The role of human leukocyte antigen in HTLV-1 infection and progression to ATLL and HAM/TSP: a systematic review and meta-analysis.

Abstract

Background: Human T-cell lymphotropic virus type 1 (HTLV-1) is a retrovirus that leads to lifelong infection and multiple diseases, including HAM/TSP and ATLL. Despite extensive research, the exact pathophysiology of HTLV infection and its related diseases is enigmatic. In this study, we aimed to review and analyze the effect of different HLA alleles as protective or predisposing factors in HTLV-1 infection and its progression to related diseases.

Method: Three databases (PubMed, Web of Science, and Scopus) were searched for eligible studies. Twenty-five papers with 7279 participants were included in the quantitative analysis. The relevant data were extracted, and 198 meta-analyses were conducted on each reported HLA and population.
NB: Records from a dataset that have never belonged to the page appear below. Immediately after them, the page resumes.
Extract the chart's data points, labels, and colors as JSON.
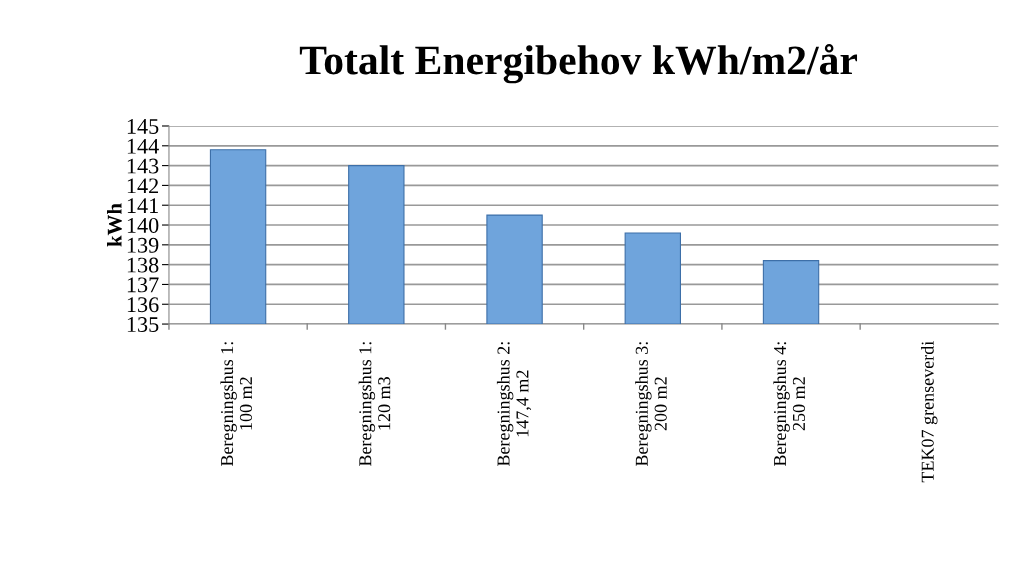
{
  "chart_data": {
    "type": "bar",
    "title": "Totalt Energibehov kWh/m2/år",
    "ylabel": "kWh",
    "categories": [
      "Beregningshus 1:\n100 m2",
      "Beregningshus 1:\n120 m3",
      "Beregningshus 2:\n147,4 m2",
      "Beregningshus 3:\n200 m2",
      "Beregningshus 4:\n250 m2",
      "TEK07 grenseverdi"
    ],
    "values": [
      143.8,
      143.0,
      140.5,
      139.6,
      138.2,
      null
    ],
    "color": "#6fa4dc",
    "ylim": [
      135,
      145
    ],
    "yticks": [
      135,
      136,
      137,
      138,
      139,
      140,
      141,
      142,
      143,
      144,
      145
    ],
    "grid": "y",
    "legend": false
  }
}
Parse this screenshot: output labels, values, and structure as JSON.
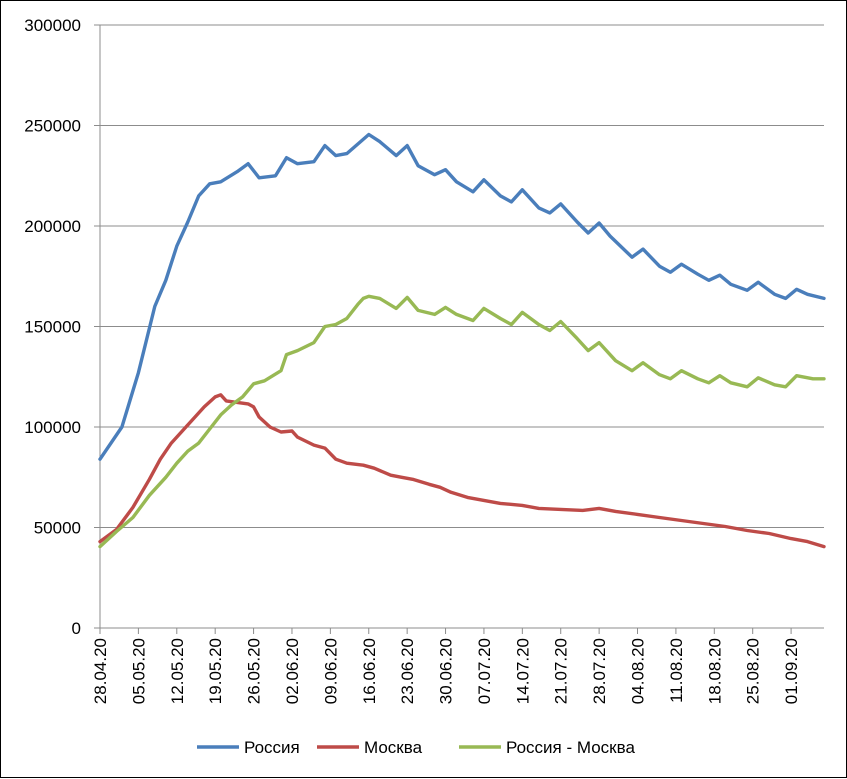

Results: The results of our investigation suggest 3 HLAs with preventive effects against HTLV infection, including HLA-B*35, DRB1*09, and DRB1*16. Also, HLA-DQB1*05:01 might prevent HTLV progression to ATLL. In contrast, HLA-DRB1*13 is more prevalent in ATLL patients than HTLV carriers. Additionally, our results propound that carriers of HLA-A*28, B*54, C*07, DQB1*03:01, and DRB1*07:01 are at higher risk, and carriers of HLA-A*30, B*37, B*40, B*44, C*08, DQB1*06:02, and DRB1*15:01 are in lower risk of HTLV progression to HAM/TSP. We concluded that the mentioned HLA alleles are potential biomarkers of HTLV infection and its progression to related diseases.